Le dialogue de sourds entre l'état-major et le peuple ne peut que continuer. Il n'y a pas véritablement de relations entre eux. L'ANP a un marqueur génétique depuis l'indépendance en 1962: celui d'un militarisme tutélaire. Elle a dirigé le pays depuis près de six décennies; elle n'a jamais consulté personne; aujourd'hui elle est déstabilisée par un peuple qui s'exprime librement et veut faire valoir ses droits. Et cette situation-là, elle n'y a jamais été préparée; plus encore, elle ne sait pas comment y faire face.
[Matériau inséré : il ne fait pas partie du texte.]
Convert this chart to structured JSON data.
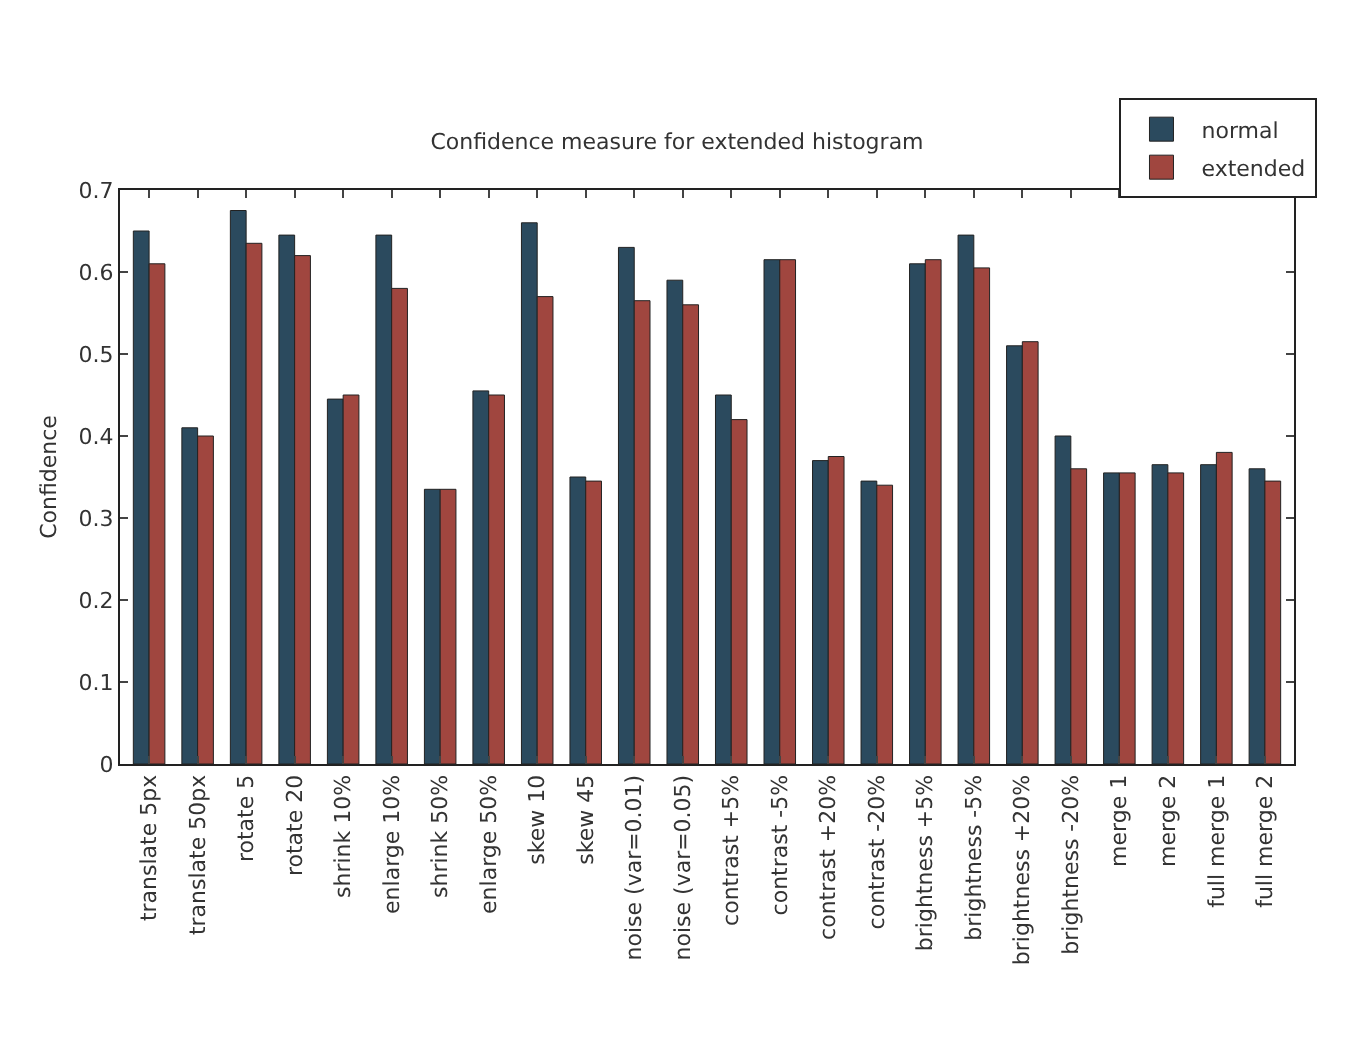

Les manoeuvres du pouvoir se déploient également en faveur d'une opération de ravalement de la façade institutionnelle et politique actuelle. L'on a pu ainsi s'étonner que 18 partis aient obtenu ces dernières semaines une autorisation pour la tenue de leurs congrès; que 2 autres aient été instamment invités à finaliser la procédure de leur constitution; que 27 associations nationales aient reçu leur enregistrement; que 380 autres, locales celles-là, bénéficient désormais de cette même autorisation ainsi que ... 130 religieuses des mosquées.

Un empressement suspect
qui tient sans doute à la volonté du pouvoir de noyer la scène politique avec des nouveaux «acteurs» clienlisés pour neutraliser la «vraie opposition» dans la perspective des prochaines échéances électorales. Un empressement suspect Ce pouvoir joue sa survie; ses responsables ont des intérêts et ils ne les sacrifieront pas d'un trait de plume; ils comptent échapper à la justice locale et pour certains d'entre eux -les généraux surtout- à la Cour pénale internationale pour les crimes commis durant la décennie noire et pour d'autres circonstances. Il mobilisera toutes les ressources, politiques et autres, pour préserver, au fond, le statu quo.
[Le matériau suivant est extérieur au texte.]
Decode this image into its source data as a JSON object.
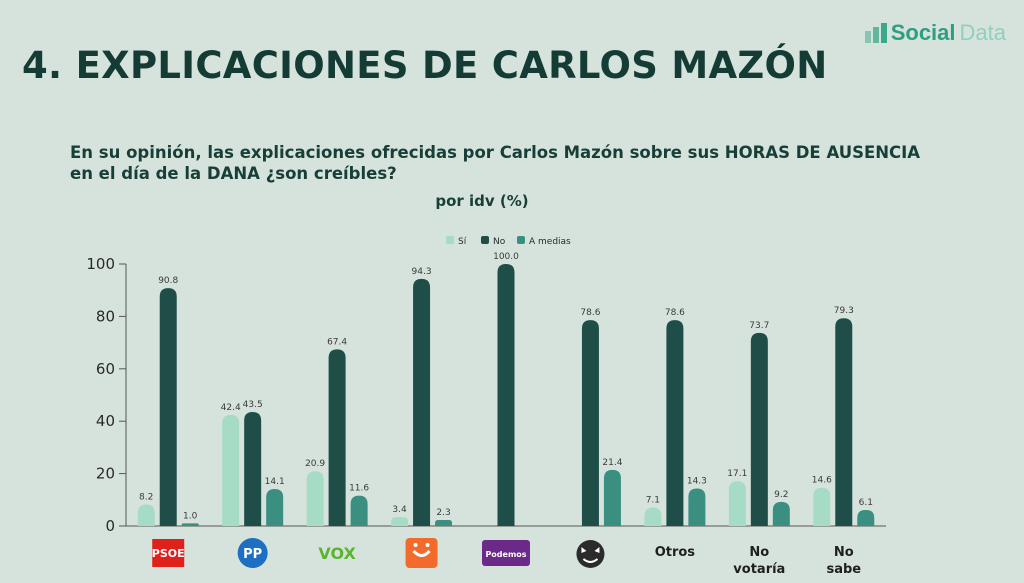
{
  "brand": {
    "name_part1": "Social",
    "name_part2": "Data"
  },
  "title": "4. EXPLICACIONES DE CARLOS MAZÓN",
  "question": "En su opinión, las explicaciones ofrecidas por Carlos Mazón sobre sus HORAS DE AUSENCIA en el día de la DANA ¿son creíbles?",
  "subtitle": "por idv (%)",
  "colors": {
    "si": "#a6dcc5",
    "no": "#1f4e49",
    "a_medias": "#3a8f80"
  },
  "chart_data": {
    "type": "bar",
    "title": "4. EXPLICACIONES DE CARLOS MAZÓN",
    "subtitle": "por idv (%)",
    "categories": [
      "PSOE",
      "PP",
      "VOX",
      "Compromís",
      "Podemos",
      "Se Acabó La Fiesta",
      "Otros",
      "No votaría",
      "No sabe"
    ],
    "category_display": [
      {
        "kind": "logo",
        "text": "PSOE",
        "color": "#e0211b"
      },
      {
        "kind": "logo",
        "text": "PP",
        "color": "#1e6fc2"
      },
      {
        "kind": "logo",
        "text": "VOX",
        "color": "#5bb52e"
      },
      {
        "kind": "logo",
        "text": "",
        "color": "#f26a2c"
      },
      {
        "kind": "logo",
        "text": "Podemos",
        "color": "#6b2a88"
      },
      {
        "kind": "logo",
        "text": "",
        "color": "#2b2b2b"
      },
      {
        "kind": "text",
        "lines": [
          "Otros"
        ]
      },
      {
        "kind": "text",
        "lines": [
          "No",
          "votaría"
        ]
      },
      {
        "kind": "text",
        "lines": [
          "No",
          "sabe"
        ]
      }
    ],
    "series": [
      {
        "name": "Sí",
        "values": [
          8.2,
          42.4,
          20.9,
          3.4,
          null,
          null,
          7.1,
          17.1,
          14.6
        ]
      },
      {
        "name": "No",
        "values": [
          90.8,
          43.5,
          67.4,
          94.3,
          100.0,
          78.6,
          78.6,
          73.7,
          79.3
        ]
      },
      {
        "name": "A medias",
        "values": [
          1.0,
          14.1,
          11.6,
          2.3,
          null,
          21.4,
          14.3,
          9.2,
          6.1
        ]
      }
    ],
    "y_ticks": [
      0,
      20,
      40,
      60,
      80,
      100
    ],
    "ylim": [
      0,
      100
    ],
    "xlabel": "",
    "ylabel": "",
    "legend_position": "top-center",
    "grid": false
  }
}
Dans ces conditions, va-t-il entrer dans un schéma de transition et finir par se résoudre à une logique de négociation pouvant conduire à un compromis acceptable par le peuple? Négocier avec l'opposition? Ce sera difficile compte tenu de ses divisions et même de son discrédit. Alors, quelle autre solution? Une solution non pas corsetée par le strict cadre constitutionnel mais élargie à un accord de nature et de dimension politique. Un collectif d'une trentaine d'associations, de syndicats et groupements a publié, le 27 avril 2019, un appel pour une conférence nationale de la société civile pour une transition démocratique. Il prône la sortie du formalisme de la Constitution et d'aller «à la rencontre des nouveaux acteurs de la scène publique algérienne». Il plaide également pour l'ouverture d'un dialogue entre le pouvoir et l'ensemble des acteurs associatifs et politiques. Quelles suites à cette initiative? L'équation n'est pas seulement politique. Elle se retrouve également dans le domaine économique.
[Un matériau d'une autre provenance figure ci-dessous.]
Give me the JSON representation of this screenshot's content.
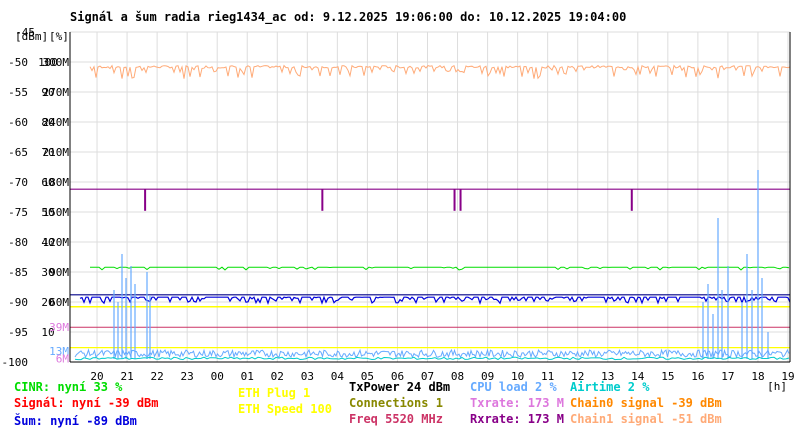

Le lundi 29 avril, le FMI s'est inquiété de l'instabilité économique pouvant être encourue durant la phase de transition politique actuelle, qui n'offre pas de réelle visibilité. De quoi remettre au premier plan la question -sans cesse esquivée- du modèle de développement venant se surimposer désormais à l'échec et au rejet d'un modèle social et politique.